Molto più che l’entusiasmo o le ideologie, è la paura a condizionare il voto delle persone alle elezioni.
Questo è ancora più preoccupante se pensiamo a quello che potrebbe fare Facebook stesso con tutti i dati a sua disposizione.
Come se la passa Facebook?
Per Facebook i problemi sono andati ben al di là del crollo delle azioni che in poche ore ha dissipato 5 miliardi di dollari della ricchezza personale di Zuckerberg.
In pochi giorni sono arrivate richieste di spiegazioni o indagini governative negli Stati Uniti, in Gran Bretagna, in India, in Europa ed anche in Italia.
Ci sono state le parole di preoccupazione del primo ministro britannico Theresa May e speculazioni secondo cui gli utenti potrebbero abbandonare definitivamente il social media blu a causa delle preoccupazioni relative alla violazione della privacy.

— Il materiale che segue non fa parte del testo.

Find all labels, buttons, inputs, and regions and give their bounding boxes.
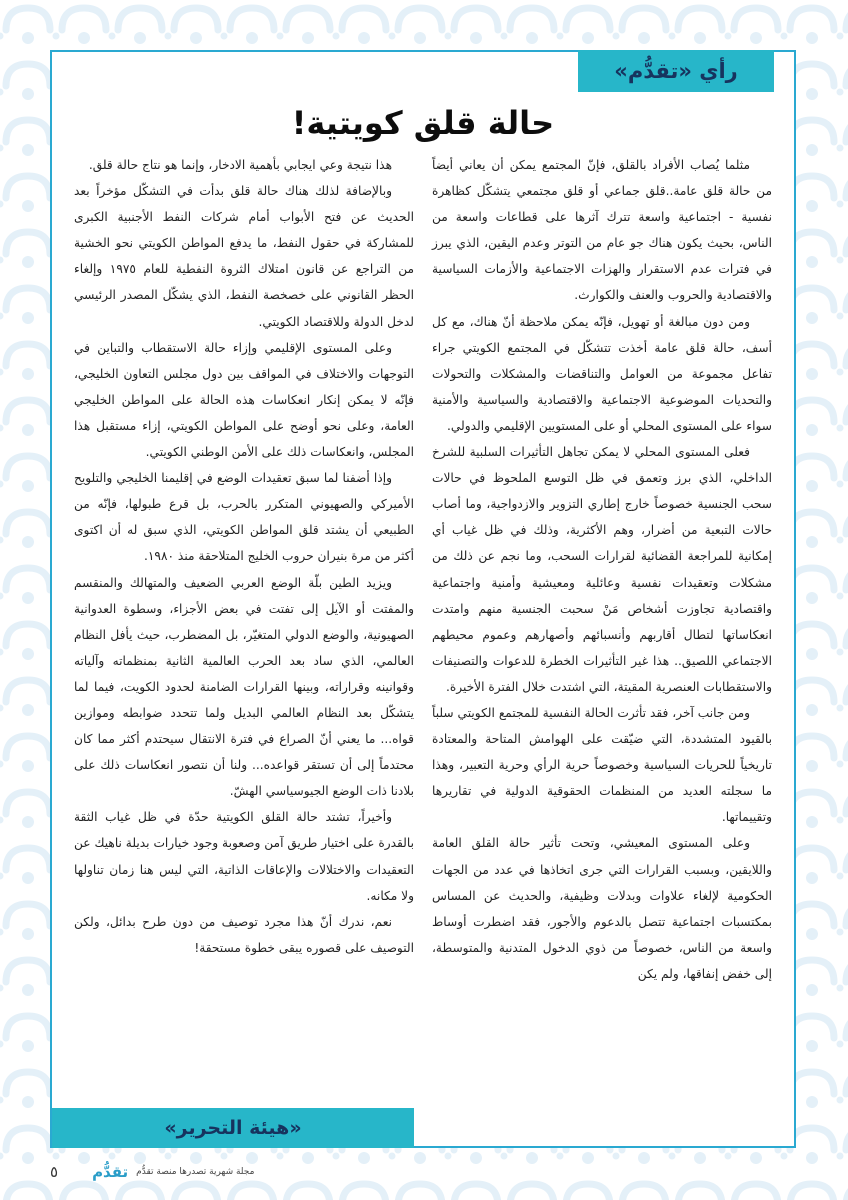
- paragraph: مثلما يُصاب الأفراد بالقلق، فإنّ المجتمع يمكن أن يعاني أيضاً من حالة قلق عامة..قلق جماعي أو قلق مجتمعي يتشكّل كظاهرة نفسية - اجتماعية واسعة تترك آثرها على قطاعات واسعة من الناس، بحيث يكون هناك جو عام من التوتر وعدم اليقين، الذي يبرز في فترات عدم الاستقرار والهزات الاجتماعية والأزمات السياسية والاقتصادية والحروب والعنف والكوارث.: [432, 158, 772, 303]
- article-frame: [50, 50, 796, 1148]
- brand-tagline: مجلة شهرية تصدرها منصة تقدُّم: [136, 1167, 255, 1177]
- paragraph: فعلى المستوى المحلي لا يمكن تجاهل التأثيرات السلبية للشرخ الداخلي، الذي برز وتعمق في ظل التوسع الملحوظ في حالات سحب الجنسية خصوصاً خارج إطاري التزوير والازدواجية، وما أصاب حالات التبعية من أضرار، وهم الأكثرية، وذلك في ظل غياب أي إمكانية للمراجعة القضائية لقرارات السحب، وما نجم عن ذلك من مشكلات وتعقيدات نفسية وعائلية ومعيشية وأمنية واجتماعية واقتصادية تجاوزت أشخاص مَنْ سحبت الجنسية منهم وامتدت انعكاساتها لتطال أقاربهم وأنسبائهم وأصهارهم وعموم محيطهم الاجتماعي اللصيق.. هذا غير التأثيرات الخطرة للدعوات والتصنيفات والاستقطابات العنصرية المقيتة، التي اشتدت خلال الفترة الأخيرة.: [432, 445, 772, 694]
- signature-box: [52, 1108, 414, 1148]
- signature-text: «هيئة التحرير»: [164, 1117, 302, 1139]
- brand-logo: تقدُّم: [92, 1163, 129, 1181]
- paragraph: وعلى المستوى المعيشي، وتحت تأثير حالة القلق العامة واللايقين، وبسبب القرارات التي جرى اتخاذها في عدد من الجهات الحكومية لإلغاء علاوات وبدلات وظيفية، والحديث عن المساس بمكتسبات اجتماعية تتصل بالدعوم والأجور، فقد اضطرت أوساط واسعة من الناس، خصوصاً من ذوي الدخول المتدنية والمتوسطة، إلى خفض إنفاقها، ولم يكن: [432, 836, 772, 981]
- paragraph: ومن دون مبالغة أو تهويل، فإنّه يمكن ملاحظة أنّ هناك، مع كل أسف، حالة قلق عامة أخذت تتشكّل في المجتمع الكويتي جراء تفاعل مجموعة من العوامل والتناقضات والمشكلات والتحولات والتحديات الموضوعية الاجتماعية والاقتصادية والسياسية والأمنية سواء على المستوى المحلي أو على المستويين الإقليمي والدولي.: [432, 314, 772, 433]
- paragraph: ويزيد الطين بلّة الوضع العربي الضعيف والمتهالك والمنقسم والمفتت أو الآيل إلى تفتت في بعض الأجزاء، وسطوة العدوانية الصهيونية، والوضع الدولي المتغيّر، بل المضطرب، حيث يأفل النظام العالمي، الذي ساد بعد الحرب العالمية الثانية بمنظماته وآلياته وقوانينه وقراراته، وبينها القرارات الضامنة لحدود الكويت، فيما لما يتشكّل بعد النظام العالمي البديل ولما تتحدد ضوابطه وموازين قواه... ما يعني أنّ الصراع في فترة الانتقال سيحتدم أكثر مما كان محتدماً إلى أن تستقر قواعده... ولنا أن نتصور انعكاسات ذلك على بلادنا ذات الوضع الجيوسياسي الهشّ.: [74, 575, 414, 799]
- article-headline: حالة قلق كويتية!: [291, 104, 555, 142]
- paragraph: وأخيراً، تشتد حالة القلق الكويتية حدّة في ظل غياب الثقة بالقدرة على اختيار طريق آمن وصعوبة وجود خيارات بديلة ناهيك عن التعقيدات والاختلالات والإعاقات الذاتية، التي ليس هنا زمان تناولها ولا مكانه.: [74, 810, 414, 903]
- paragraph: نعم، ندرك أنّ هذا مجرد توصيف من دون طرح بدائل، ولكن التوصيف على قصوره يبقى خطوة مستحقة!: [74, 914, 414, 955]
- section-label: [578, 50, 774, 92]
- paragraph: وإذا أضفنا لما سبق تعقيدات الوضع في إقليمنا الخليجي والتلويح الأميركي والصهيوني المتكرر بالحرب، بل قرع طبولها، فإنّه من الطبيعي أن يشتد قلق المواطن الكويتي، الذي سبق له أن اكتوى أكثر من مرة بنيران حروب الخليج المتلاحقة منذ ١٩٨٠.: [74, 471, 414, 564]
- article-column-right: [432, 152, 772, 987]
- paragraph: هذا نتيجة وعي ايجابي بأهمية الادخار، وإنما هو نتاج حالة قلق.: [88, 158, 392, 172]
- page-footer: [50, 1158, 254, 1186]
- article-column-left: [74, 152, 414, 961]
- section-label-text: رأي «تقدُّم»: [614, 59, 738, 83]
- paragraph: وبالإضافة لذلك هناك حالة قلق بدأت في التشكّل مؤخراً بعد الحديث عن فتح الأبواب أمام شركات النفط الأجنبية الكبرى للمشاركة في حقول النفط، ما يدفع المواطن الكويتي نحو الخشية من التراجع عن قانون امتلاك الثروة النفطية للعام ١٩٧٥ وإلغاء الحظر القانوني على خصخصة النفط، الذي يشكّل المصدر الرئيسي لدخل الدولة وللاقتصاد الكويتي.: [74, 184, 414, 329]
- paragraph: ومن جانب آخر، فقد تأثرت الحالة النفسية للمجتمع الكويتي سلباً بالقيود المتشددة، التي ضيّقت على الهوامش المتاحة والمعتادة تاريخياً للحريات السياسية وخصوصاً حرية الرأي وحرية التعبير، وهذا ما سجلته العديد من المنظمات الحقوقية الدولية في تقاريرها وتقييماتها.: [432, 705, 772, 825]
- paragraph: وعلى المستوى الإقليمي وإزاء حالة الاستقطاب والتباين في التوجهات والاختلاف في المواقف بين دول مجلس التعاون الخليجي، فإنّه لا يمكن إنكار انعكاسات هذه الحالة على المواطن الخليجي العامة، وعلى نحو أوضح على المواطن الكويتي، إزاء مستقبل هذا المجلس، وانعكاسات ذلك على الأمن الوطني الكويتي.: [74, 340, 414, 460]
- page-number: ٥: [50, 1163, 59, 1181]
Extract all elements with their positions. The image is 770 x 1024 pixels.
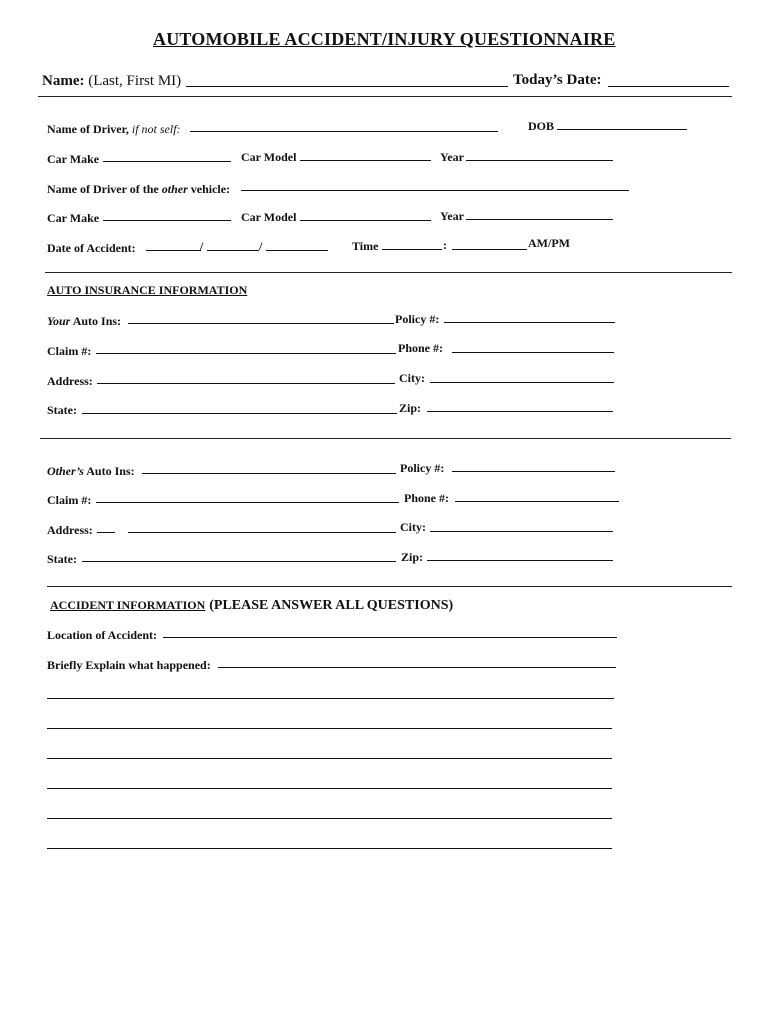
other-state-field[interactable] <box>82 561 396 562</box>
divider <box>38 96 732 97</box>
name-label-group <box>42 73 181 90</box>
date-slash-2: / <box>259 239 263 253</box>
your-city-field[interactable] <box>430 382 614 383</box>
divider <box>40 438 731 439</box>
dob-field[interactable] <box>557 129 687 130</box>
your-state-label: State: <box>47 403 77 417</box>
year-label: Year <box>440 150 464 164</box>
accident-year-field[interactable] <box>266 250 328 251</box>
date-of-accident-label: Date of Accident: <box>47 241 136 255</box>
time-colon: : <box>443 238 447 252</box>
your-state-field[interactable] <box>82 413 397 414</box>
your-zip-field[interactable] <box>427 411 613 412</box>
date-slash-1: / <box>200 239 204 253</box>
your-auto-ins-label: Your Auto Ins: <box>47 314 122 328</box>
other-state-label: State: <box>47 552 77 566</box>
other-address-field-short[interactable] <box>97 532 115 533</box>
time-label: Time <box>352 239 379 253</box>
your-address-label: Address: <box>47 374 93 388</box>
car-model-label: Car Model <box>241 150 297 164</box>
other-city-field[interactable] <box>430 531 613 532</box>
your-claim-field[interactable] <box>96 353 396 354</box>
your-address-field[interactable] <box>97 383 395 384</box>
year-field[interactable] <box>466 160 613 161</box>
other-car-make-field[interactable] <box>103 220 231 221</box>
explain-line[interactable] <box>47 698 614 699</box>
explain-line[interactable] <box>47 818 612 819</box>
other-address-label: Address: <box>47 523 93 537</box>
other-year-label: Year <box>440 209 464 223</box>
name-field[interactable] <box>186 86 508 87</box>
explain-label: Briefly Explain what happened: <box>47 658 211 672</box>
other-zip-label: Zip: <box>401 550 424 564</box>
your-claim-label: Claim #: <box>47 344 92 358</box>
time-hour-field[interactable] <box>382 249 442 250</box>
other-claim-label: Claim #: <box>47 493 92 507</box>
other-auto-ins-label: Other’s Auto Ins: <box>47 464 135 478</box>
accident-day-field[interactable] <box>207 250 259 251</box>
other-phone-field[interactable] <box>455 501 619 502</box>
other-auto-ins-field[interactable] <box>142 473 396 474</box>
explain-line[interactable] <box>47 728 612 729</box>
your-policy-label: Policy #: <box>395 312 440 326</box>
other-policy-field[interactable] <box>452 471 615 472</box>
divider <box>47 586 732 587</box>
name-hint: (Last, First MI) <box>88 73 182 89</box>
your-phone-label: Phone #: <box>398 341 443 355</box>
dob-label: DOB <box>528 119 555 133</box>
other-car-model-label: Car Model <box>241 210 297 224</box>
location-label: Location of Accident: <box>47 628 157 642</box>
your-policy-field[interactable] <box>444 322 615 323</box>
auto-insurance-heading: AUTO INSURANCE INFORMATION <box>47 283 248 297</box>
car-model-field[interactable] <box>300 160 431 161</box>
location-field[interactable] <box>163 637 617 638</box>
driver-name-field[interactable] <box>190 131 498 132</box>
other-policy-label: Policy #: <box>400 461 445 475</box>
driver-name-label: Name of Driver, if not self: <box>47 122 181 136</box>
other-car-make-label: Car Make <box>47 211 100 225</box>
other-year-field[interactable] <box>466 219 613 220</box>
car-make-label: Car Make <box>47 152 100 166</box>
accident-info-heading <box>50 596 453 614</box>
form-title: AUTOMOBILE ACCIDENT/INJURY QUESTIONNAIRE <box>153 29 616 49</box>
explain-line[interactable] <box>47 848 612 849</box>
car-make-field[interactable] <box>103 161 231 162</box>
other-driver-name-label: Name of Driver of the other vehicle: <box>47 182 231 196</box>
your-zip-label: Zip: <box>399 401 422 415</box>
todays-date-label: Today’s Date: <box>513 72 602 88</box>
other-driver-name-field[interactable] <box>241 190 629 191</box>
accident-month-field[interactable] <box>146 250 201 251</box>
other-city-label: City: <box>400 520 426 534</box>
accident-info-note: (PLEASE ANSWER ALL QUESTIONS) <box>209 598 454 613</box>
other-claim-field[interactable] <box>96 502 399 503</box>
your-city-label: City: <box>399 371 425 385</box>
time-minute-field[interactable] <box>452 249 527 250</box>
accident-info-title: ACCIDENT INFORMATION <box>50 598 206 612</box>
explain-line[interactable] <box>47 758 612 759</box>
ampm-label: AM/PM <box>528 236 570 250</box>
todays-date-field[interactable] <box>608 86 729 87</box>
explain-line[interactable] <box>47 788 612 789</box>
explain-field[interactable] <box>218 667 616 668</box>
your-phone-field[interactable] <box>452 352 614 353</box>
other-car-model-field[interactable] <box>300 220 431 221</box>
divider <box>45 272 732 273</box>
your-auto-ins-field[interactable] <box>128 323 394 324</box>
other-address-field[interactable] <box>128 532 396 533</box>
other-phone-label: Phone #: <box>404 491 449 505</box>
other-zip-field[interactable] <box>427 560 613 561</box>
name-label: Name: <box>42 73 85 89</box>
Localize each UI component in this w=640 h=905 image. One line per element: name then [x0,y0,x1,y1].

Ieri sera Mark Zuckerberg ha deciso di rilasciare la sua prima dichiarazione su questo caso, ovviamente con un post sul suo profilo Facebook.
Mark ammette che Facebook ha commesso errori e si impegna a proteggere meglio la privacy degli utenti. Nonostante il temine “Apologize” non venga mai utilizzato nel testo, la frase forse più efficace è la seguente.
We have a responsibility to protect your data, and if we can’t then we don’t deserve to serve you
In questo modo lascia il giudizio agli utenti e dice anche che se qualcuno non si sentisse protetto, può sempre scegliere di abbandonare Facebook.
Questo non è sufficiente per rispondere a tutte le domande emerse in questi giorni! La domanda principale che emerge dalla rete, è come mai Facebook abbia preso così poche contomisure contro il rischio di appropriazione di dati da parte di terzi.
Sandy Parakilas, ex dipendente di Facebook che lavorava nel team dedicato alla sorveglianza di sviluppatori di app di terze parti, ha dichiarato al The Guardian di aver avvertito i suoi manager del problema ed aver ricevuto la seguente risposta: “Vuoi davvero vedere cosa potresti scoprire?”.
Il fondatore di Facebook con questo ultimo post sta cercando di sfuggire alle proprie responsabilità ed alle tantissime richieste di spiegazioni ed indagini piovute dai governi di tutto il mondo? Probabilmente sì.
Cosa cambia per le persone e per i brand?
E’ sempre più difficile credere alla buona fede di giganti come Facebook, Google, Twitter o LinkedIn.
Se terze parti sono in grado di acquisire i dati sensibili di 50 milioni di account Facebook, probabilmente stiamo parlando solo della punta dell’iceberg.
Siamo tutti vulnerabili.
Ma vogliamo chiudere questo articolo con una nota positiva.
Fino a quando i Tech Giant non dimostreranno di potersi regolamentare da soli, i brand avranno un’incredibile opportunità per dimostrare di saper proteggere adeguatamente i dati dei propri clienti.